For each phylogenetically confirmed cluster of orthologous genes in which at least Caenorhabditis elegans, Drosophila melanogaster, Anopheles gambiae, Saccharomyces cerevisiae are altogether present; and human and mouse are both absent; we sought in depth for traces of conservation in mouse and human genomes, and more generally in mammalian and vertebrates genomes using blast. We performed blastp searches with relaxed stringency on Swissprot, NR, and Ensembl proteomes. If no hit was found we performed a further tblastn analysis with relaxed stringency on complete genomes, HTGS, ESTs, Traces Repositories, and WGS databases. In cases where there are still no hit, and for species having their genome completely sequenced as human and mouse, the most likely hypothesis is that the gene family has actually been lost in the corresponding species. Multiplying the number of mammalian and vertebrate genomes searched against reinforces the hypothesis of an actual loss, and in the present analysis we used all publicly available genomic information.
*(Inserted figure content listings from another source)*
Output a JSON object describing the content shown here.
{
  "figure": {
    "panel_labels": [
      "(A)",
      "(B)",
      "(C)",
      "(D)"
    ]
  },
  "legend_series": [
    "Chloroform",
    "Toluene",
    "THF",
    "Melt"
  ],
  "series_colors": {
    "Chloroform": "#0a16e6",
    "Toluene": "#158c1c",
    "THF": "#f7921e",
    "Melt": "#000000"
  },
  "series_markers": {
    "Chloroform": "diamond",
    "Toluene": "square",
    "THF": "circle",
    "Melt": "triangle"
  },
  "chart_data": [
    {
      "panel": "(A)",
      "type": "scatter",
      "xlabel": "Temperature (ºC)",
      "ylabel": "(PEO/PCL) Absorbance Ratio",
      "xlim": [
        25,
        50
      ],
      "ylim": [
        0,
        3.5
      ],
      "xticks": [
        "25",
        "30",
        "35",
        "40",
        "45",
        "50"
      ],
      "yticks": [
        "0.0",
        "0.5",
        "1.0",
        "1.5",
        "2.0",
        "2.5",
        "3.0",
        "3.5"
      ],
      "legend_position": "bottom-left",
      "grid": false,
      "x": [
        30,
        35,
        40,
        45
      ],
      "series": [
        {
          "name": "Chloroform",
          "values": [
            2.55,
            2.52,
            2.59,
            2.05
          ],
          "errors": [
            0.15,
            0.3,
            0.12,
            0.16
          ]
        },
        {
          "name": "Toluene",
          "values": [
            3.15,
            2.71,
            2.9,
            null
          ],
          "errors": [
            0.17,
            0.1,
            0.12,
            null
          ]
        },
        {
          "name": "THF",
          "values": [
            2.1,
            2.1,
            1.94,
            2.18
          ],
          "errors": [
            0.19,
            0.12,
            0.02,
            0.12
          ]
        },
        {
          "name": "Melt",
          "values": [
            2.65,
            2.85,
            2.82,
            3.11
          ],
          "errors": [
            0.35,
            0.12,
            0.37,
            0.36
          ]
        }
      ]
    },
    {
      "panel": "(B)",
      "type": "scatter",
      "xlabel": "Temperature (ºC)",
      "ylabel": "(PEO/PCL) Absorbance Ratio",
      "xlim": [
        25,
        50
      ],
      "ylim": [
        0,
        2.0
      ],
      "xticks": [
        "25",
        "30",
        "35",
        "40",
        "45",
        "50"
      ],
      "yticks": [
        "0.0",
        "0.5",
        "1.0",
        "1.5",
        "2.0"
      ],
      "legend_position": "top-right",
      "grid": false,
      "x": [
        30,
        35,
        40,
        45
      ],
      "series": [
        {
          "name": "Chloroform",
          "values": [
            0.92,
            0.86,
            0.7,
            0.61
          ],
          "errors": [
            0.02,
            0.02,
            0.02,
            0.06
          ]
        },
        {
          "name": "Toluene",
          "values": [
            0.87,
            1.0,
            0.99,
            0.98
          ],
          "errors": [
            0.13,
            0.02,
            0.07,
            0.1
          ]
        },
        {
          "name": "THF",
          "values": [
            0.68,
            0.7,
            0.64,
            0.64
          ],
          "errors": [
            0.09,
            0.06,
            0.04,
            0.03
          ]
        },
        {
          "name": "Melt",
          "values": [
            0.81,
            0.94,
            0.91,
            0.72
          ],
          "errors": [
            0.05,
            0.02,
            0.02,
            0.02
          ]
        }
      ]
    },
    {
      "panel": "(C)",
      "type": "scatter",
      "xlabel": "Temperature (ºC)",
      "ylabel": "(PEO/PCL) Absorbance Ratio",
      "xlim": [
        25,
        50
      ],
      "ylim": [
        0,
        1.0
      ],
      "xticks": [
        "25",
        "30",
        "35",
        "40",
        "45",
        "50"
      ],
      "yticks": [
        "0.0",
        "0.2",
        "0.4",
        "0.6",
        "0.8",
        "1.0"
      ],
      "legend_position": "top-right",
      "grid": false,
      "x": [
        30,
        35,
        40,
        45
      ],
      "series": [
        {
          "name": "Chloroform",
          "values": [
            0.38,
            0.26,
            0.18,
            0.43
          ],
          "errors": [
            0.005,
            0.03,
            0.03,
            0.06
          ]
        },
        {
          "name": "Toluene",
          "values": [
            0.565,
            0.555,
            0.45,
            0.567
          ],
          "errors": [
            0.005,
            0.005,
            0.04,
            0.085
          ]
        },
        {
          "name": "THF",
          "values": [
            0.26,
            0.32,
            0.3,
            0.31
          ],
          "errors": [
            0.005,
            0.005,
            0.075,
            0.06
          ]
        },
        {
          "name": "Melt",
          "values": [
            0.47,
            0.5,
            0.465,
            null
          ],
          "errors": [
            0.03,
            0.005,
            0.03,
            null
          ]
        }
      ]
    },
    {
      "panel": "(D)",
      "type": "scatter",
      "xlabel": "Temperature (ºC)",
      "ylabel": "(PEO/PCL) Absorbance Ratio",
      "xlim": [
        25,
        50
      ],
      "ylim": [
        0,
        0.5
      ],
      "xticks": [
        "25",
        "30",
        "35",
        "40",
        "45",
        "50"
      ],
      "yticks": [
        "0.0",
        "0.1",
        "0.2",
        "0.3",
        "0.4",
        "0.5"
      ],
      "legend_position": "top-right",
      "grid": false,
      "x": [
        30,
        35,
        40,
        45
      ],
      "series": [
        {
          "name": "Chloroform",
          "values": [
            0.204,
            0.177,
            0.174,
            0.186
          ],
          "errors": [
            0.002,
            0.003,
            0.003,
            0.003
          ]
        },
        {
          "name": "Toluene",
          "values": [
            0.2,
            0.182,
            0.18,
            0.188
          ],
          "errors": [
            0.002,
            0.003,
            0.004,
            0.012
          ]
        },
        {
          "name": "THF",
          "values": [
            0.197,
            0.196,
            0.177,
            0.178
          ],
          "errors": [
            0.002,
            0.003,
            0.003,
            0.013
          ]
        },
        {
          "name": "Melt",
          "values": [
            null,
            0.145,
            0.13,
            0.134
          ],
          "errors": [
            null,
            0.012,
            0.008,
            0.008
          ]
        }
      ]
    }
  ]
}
Functional information mining

For each cluster of orthologous genes lost in mammals, we retrieved available functional information related to the genes in Caenorhabditis elegans, Drosophila melanogaster, Anopheles gambiae, Saccharomyces cerevisiae, and Arabidopsis thaliana (when green plants' orthologs were present). We searched the KEGG [28] database for known pathways in which the genes are involved, and known enzymatic properties and reactions in which they are involved (EC codes). We searched flybase, Wormbase, MGI, SGD, TAIR, and Swissprot databases for annotated functional information (Biochemical Function, Biological Process, and Cellular Component) in the gene ontology format [29]. We also used Interpro and Pfam [30] web servers to retrieve protein domains information for all these species.